On günde dördüncü bölümü yayınlatan oylarınızı ve yorumlarınızı yerim! (fjfjğfkqğ :D)

Ne kadar motive ettiğinizi bilemezsiniz <3

Geçen bölümlerin oylarına bakaraktan 80 yıldız gelir mi diye sorsam fazla mı uçmuş olurum ki? Bir deneyelim mi? *-*

Keyifli okumalar :)

*

Ertesi sabah annemlerle kahvaltı ettikten sonra kahvemi içmek adına kafenin yolunu tuttum. Dün günün geri kalanını Sena'nın da desteğiyle Sarp'ı boğazlamadan atlatabilmiş, akşam oldukça asabi bir şekilde eve ulaşmıştım. Muhtemelen yaşadıklarımı ve zorla içine atıldığım durumu sindirmem için zaman tanıyan ailem bana hiç bulaşmamış, günümün nasıl geçtiğini dahi sormamışlardı. İyi de yapmışlardı. İnsanların beni kızdırdıklarını anladıktan sonra gelip şirinlik yapmaları beni daha da agresifleştirmekten başka bir işe yaramıyordu çünkü.

Taksinin ücretini ödeyerek araçtan indim ve kafeme doğru hiç olmadığı kadar çekingen adımlarla ilerledim. Küçük mekanımda ben hariç üç kişi çalışıyordu. Müjgan abla ve Aykut amca, bir de İrem. Rahat bir tarzı olan beni bugün ilk kez topuklu ayakkabılar ve özenle yapılmış saçlarla göreceklerdi. Yüzümdeki boya ve badanayı saymıyordum bile. Onların karşısına böyle çıkmak bile benim için rezalleti. Neyseki onlara bu halimi açıklamak durumunda kalmayacaktım. Zira onlar dayımın başka alanlarda da tecrübe toplamamı istediği için bir şirkette asistanlık yapmaya başladığımı düşünüyorlardı. Kısmen doğruydu da, sadece bu görevin altında yatan gerçek sebepleri bilmiyorlardı. Benim egolu bir insan olmadığımı bildiklerinden kendi işimin patronluğundan bir başkasının asistanlığına geçiş yapmamı pek yadırgamamışlardı.
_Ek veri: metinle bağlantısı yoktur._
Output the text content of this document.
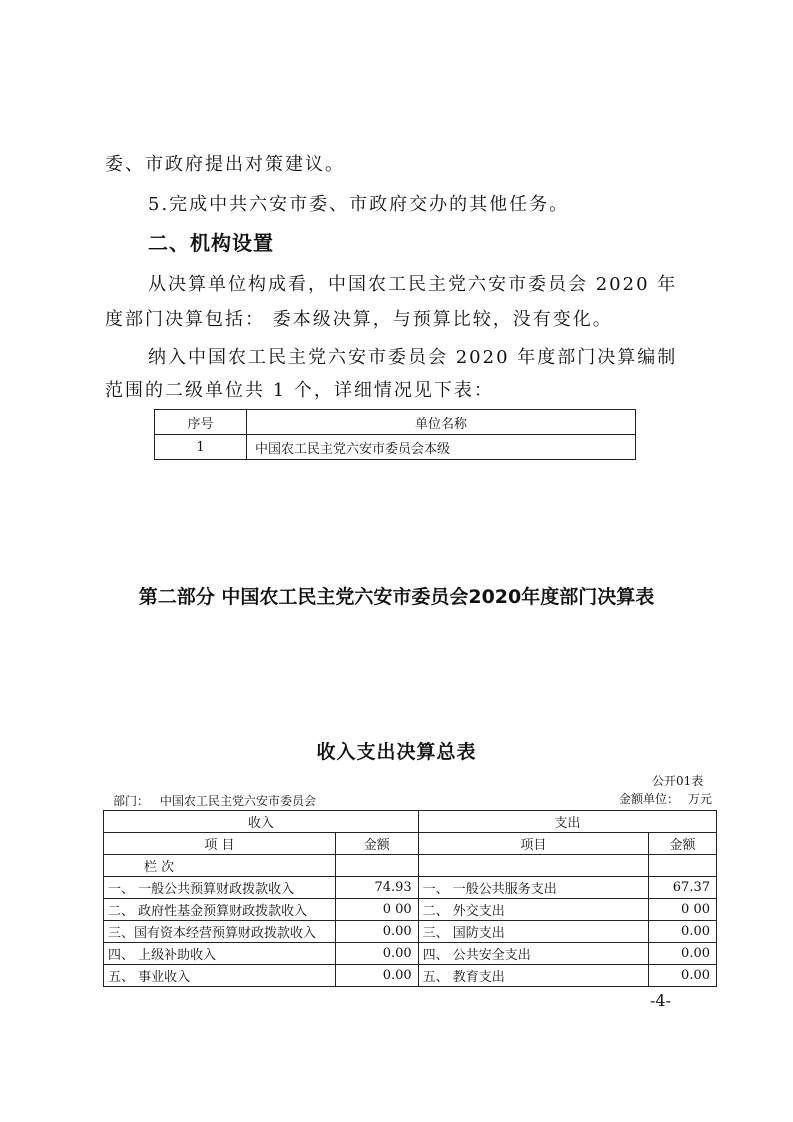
委、市政府提出对策建议。
5.完成中共六安市委、市政府交办的其他任务。
二、机构设置
从决算单位构成看，中国农工民主党六安市委员会 2020 年
度部门决算包括： 委本级决算，与预算比较，没有变化。
纳入中国农工民主党六安市委员会 2020 年度部门决算编制
范围的二级单位共 1 个，详细情况见下表：
序号	单位名称
1	中国农工民主党六安市委员会本级
第二部分 中国农工民主党六安市委员会2020年度部门决算表
收入支出决算总表
公开01表
部门： 中国农工民主党六安市委员会	金额单位： 万元
收入		支出	
项 目	金额	项目	金额
栏 次			
一、 一般公共预算财政拨款收入	74.93	一、 一般公共服务支出	67.37
二、 政府性基金预算财政拨款收入	0 00	二、 外交支出	0 00
三、国有资本经营预算财政拨款收入	0.00	三、 国防支出	0.00
四、 上级补助收入	0.00	四、 公共安全支出	0.00
五、 事业收入	0.00	五、 教育支出	0.00
-4-
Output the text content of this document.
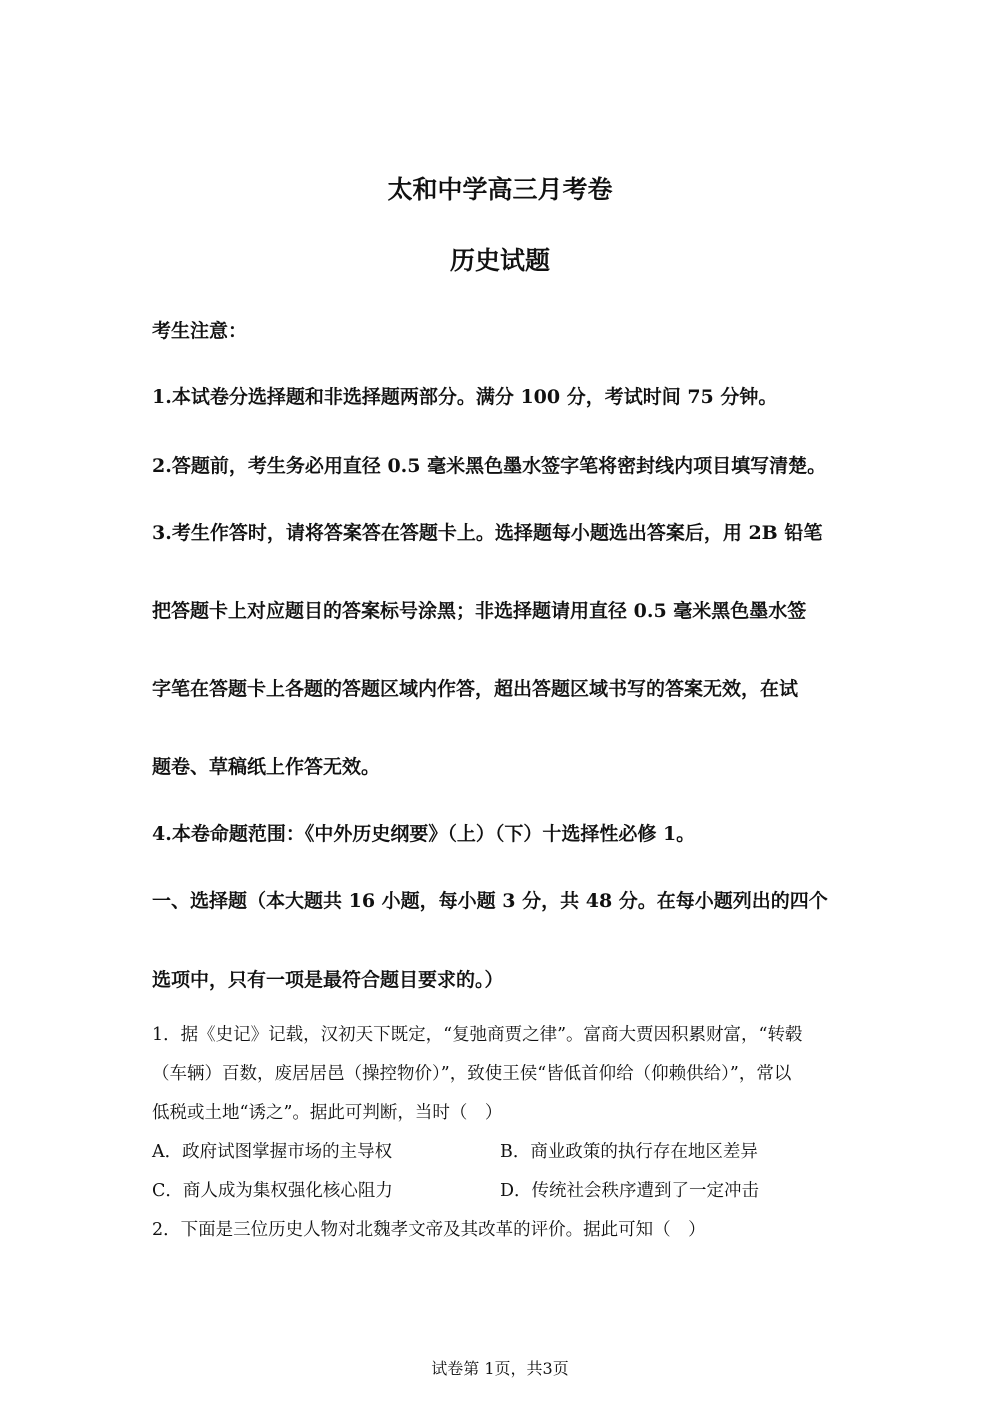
太和中学高三月考卷
历史试题
考生注意：
1.本试卷分选择题和非选择题两部分。满分 100 分，考试时间 75 分钟。
2.答题前，考生务必用直径 0.5 毫米黑色墨水签字笔将密封线内项目填写清楚。
3.考生作答时，请将答案答在答题卡上。选择题每小题选出答案后，用 2B 铅笔
把答题卡上对应题目的答案标号涂黑；非选择题请用直径 0.5 毫米黑色墨水签
字笔在答题卡上各题的答题区域内作答，超出答题区域书写的答案无效，在试
题卷、草稿纸上作答无效。
4.本卷命题范围：《中外历史纲要》（上）（下）十选择性必修 1。
一、选择题（本大题共 16 小题，每小题 3 分，共 48 分。在每小题列出的四个
选项中，只有一项是最符合题目要求的。）
1．据《史记》记载，汉初天下既定，“复弛商贾之律”。富商大贾因积累财富，“转毂
（车辆）百数，废居居邑（操控物价）”，致使王侯“皆低首仰给（仰赖供给）”，常以
低税或土地“诱之”。据此可判断，当时（　）
A．政府试图掌握市场的主导权	B．商业政策的执行存在地区差异
C．商人成为集权强化核心阻力	D．传统社会秩序遭到了一定冲击
2．下面是三位历史人物对北魏孝文帝及其改革的评价。据此可知（　）
试卷第 1页，共3页
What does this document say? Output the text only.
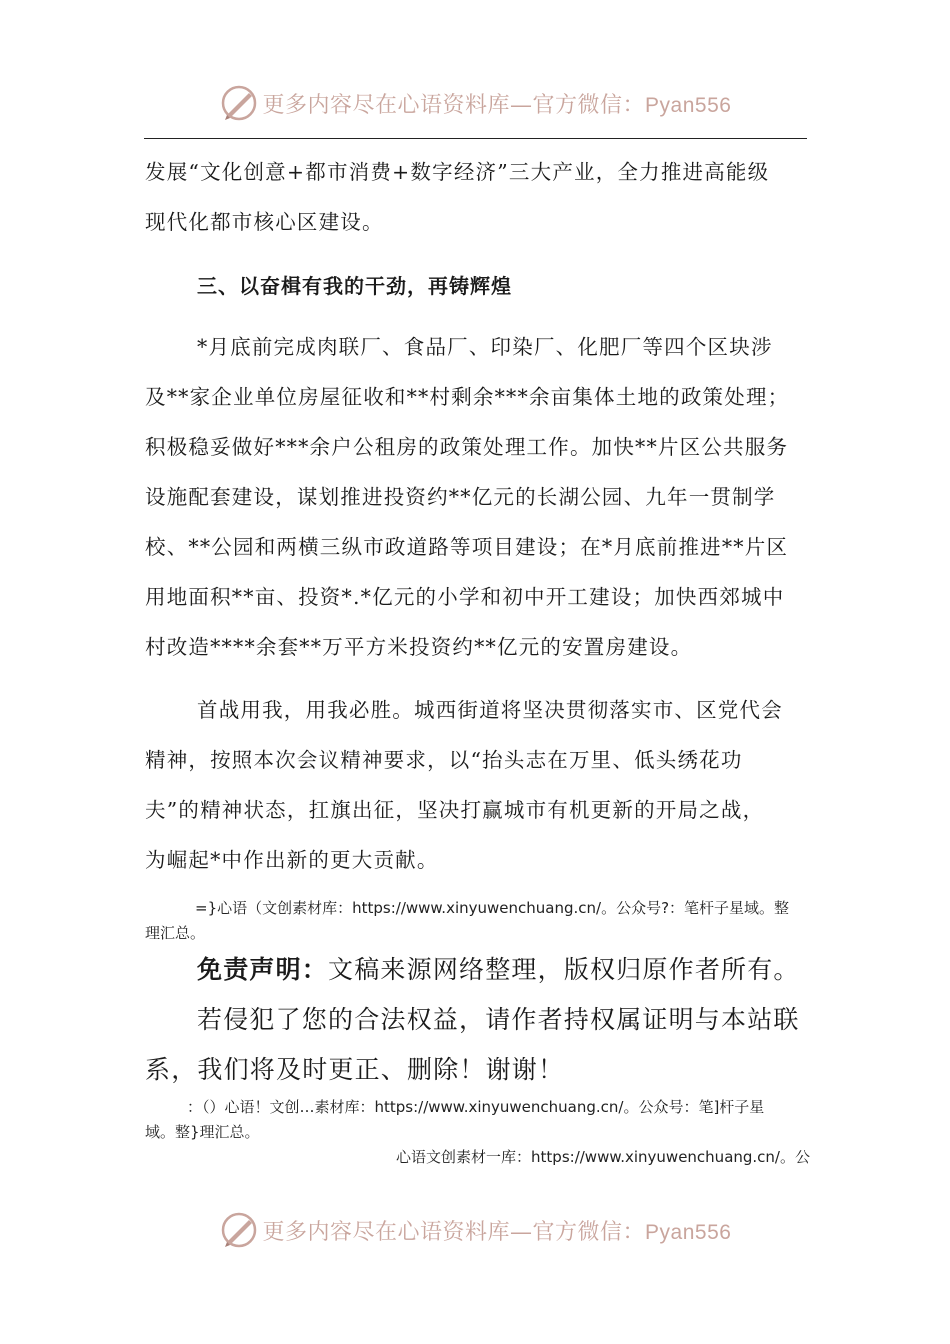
更多内容尽在心语资料库—官方微信：Pyan556

发展“文化创意+都市消费+数字经济”三大产业，全力推进高能级
现代化都市核心区建设。

三、以奋楫有我的干劲，再铸辉煌

*月底前完成肉联厂、食品厂、印染厂、化肥厂等四个区块涉
及**家企业单位房屋征收和**村剩余***余亩集体土地的政策处理；
积极稳妥做好***余户公租房的政策处理工作。加快**片区公共服务
设施配套建设，谋划推进投资约**亿元的长湖公园、九年一贯制学
校、**公园和两横三纵市政道路等项目建设；在*月底前推进**片区
用地面积**亩、投资*.*亿元的小学和初中开工建设；加快西郊城中
村改造****余套**万平方米投资约**亿元的安置房建设。

首战用我，用我必胜。城西街道将坚决贯彻落实市、区党代会
精神，按照本次会议精神要求，以“抬头志在万里、低头绣花功
夫”的精神状态，扛旗出征，坚决打赢城市有机更新的开局之战，
为崛起*中作出新的更大贡献。

=}心语（文创素材库：https://www.xinyuwenchuang.cn/。公众号?：笔杆子星域。整
理汇总。

免责声明：文稿来源网络整理，版权归原作者所有。
若侵犯了您的合法权益，请作者持权属证明与本站联
系，我们将及时更正、删除！谢谢！

：（）心语！文创…素材库：https://www.xinyuwenchuang.cn/。公众号：笔]杆子星
域。整}理汇总。

心语文创素材一库：https://www.xinyuwenchuang.cn/。公

更多内容尽在心语资料库—官方微信：Pyan556
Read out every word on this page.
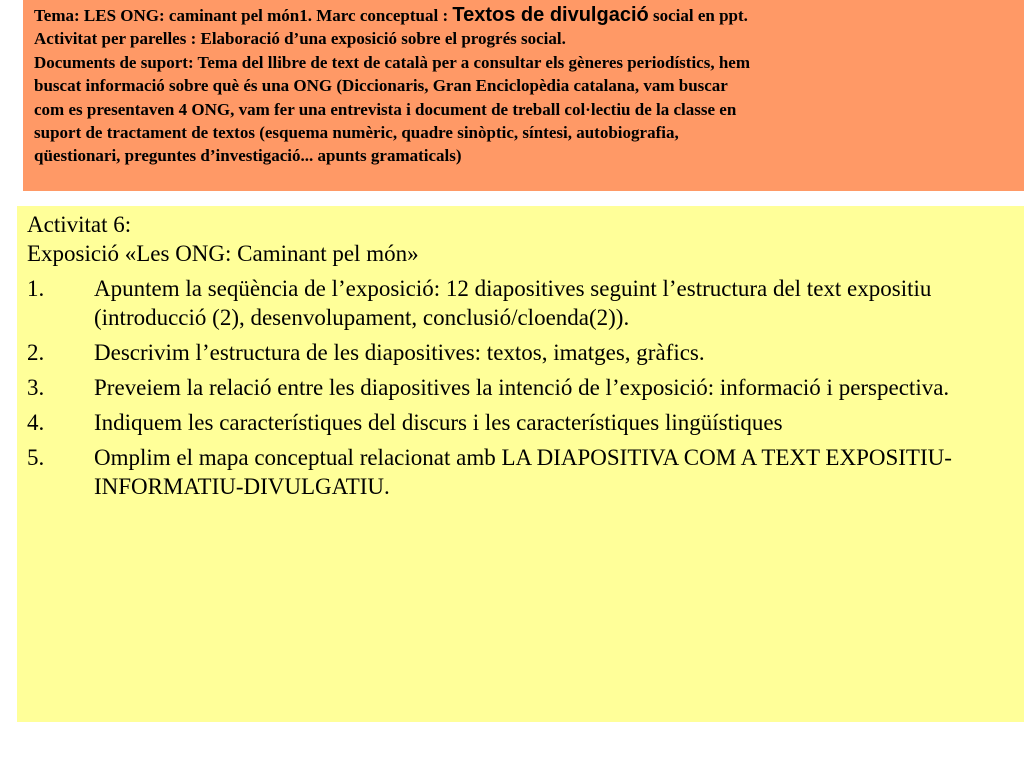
Tema: LES ONG: caminant pel món1. Marc conceptual : Textos de divulgació social en ppt.
Activitat per parelles : Elaboració d’una exposició sobre el progrés social.
Documents de suport: Tema del llibre de text de català per a consultar els gèneres periodístics, hem
buscat informació sobre què és una ONG (Diccionaris, Gran Enciclopèdia catalana, vam buscar
com es presentaven 4 ONG, vam fer una entrevista i document de treball col·lectiu de la classe en
suport de tractament de textos (esquema numèric, quadre sinòptic, síntesi, autobiografia,
qüestionari, preguntes d’investigació... apunts gramaticals)
Activitat 6:
Exposició «Les ONG: Caminant pel món»
1. Apuntem la seqüència de l’exposició: 12 diapositives seguint l’estructura del text expositiu (introducció (2), desenvolupament, conclusió/cloenda(2)).
2. Descrivim l’estructura de les diapositives: textos, imatges, gràfics.
3. Preveiem la relació entre les diapositives la intenció de l’exposició: informació i perspectiva.
4. Indiquem les característiques del discurs i les característiques lingüístiques
5. Omplim el mapa conceptual relacionat amb LA DIAPOSITIVA COM A TEXT EXPOSITIU-INFORMATIU-DIVULGATIU.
Derin bir nefes aldım ve mavinin tatlı bir tonuna ev sahipliği yapan Güneş tabelasının altındaki kapıdan içeri girdim. Bakışlarım içeride gezinirken sabah telaşının buraya da uğradığını görmem uzun sürmedi. Kendi halinde küçük bir mekan olsa da, seveni çoktu. Her sabah işe gitmeden önce kahvesini almaya gelenler, öğle arasında kendine tatlı izni verenler, ya da iş çıkışı ailesine tatlı sürprizler yapmak isteyenler soluğu burada alırdı. Ayrılığın ne kadar olacağını bilmiyor ve Güneş'i şimdiden özlüyordum.

''Ooo.''

İşittiğim tanıdık sesle bakışlarımı yan tarafıma doğru çevirdim. Karşımda Müjgan ablayı görmemle gülümserken, ''Günaydın,'' diye mırıldandım.

''Günaydın,'' diye karşılık verdi.

Gözlerimizle sessizce anlaşmışız gibi tezgaha doğru ilerledik. Müjgan abla tezgahın ardına geçerken, ben de tezgahın önündeki taburelerden birine yerleştim. Normalde bu tabureye oldukça rahat bir şekilde otururken, şimdi eteğimi çekiştirip durmak sinirlerimi bozmuştu. Seslice ofladım ve bakışlarımı karşımdaki kadına çevirdim. İrem henüz öğrenci olduğu için derslerinden arta kalan zamanlarda burada oluyordu. Bu yüzden henüz gelmemiş olduğunu biliyordum. Onu es geçerek, ''Aykut amca?'' dedim sorarcasına.

''Mutfakta, yeni bir tarif üzerinde çalışıyor dünden beri.''

Sırıtmadan edemedim. Tezgahtaki tüm leziz tatlıların ardında Aykut amcanın sihirli parmakları yatıyordu, İrem ve Müjgan abla ön tarafta müşterilerle ilgilenirken, Aykut amca Güneş'in mutfağındaki gizli hazineydi.

''Sabahın bu vaktinde mi?''

''Onun için zamanın bir anlamı mı var sanki?''

Soruma karşılık olarak aldığım soruyla başımı belli belirsiz sallayarak kıkırdadım. Benim yerime bakacak olan kadının adını öğrenmiştim. Pelin adında, benden biraz büyük bir fırsatçıydı. Fırsatçı, çünkü işimi ele geçirdi!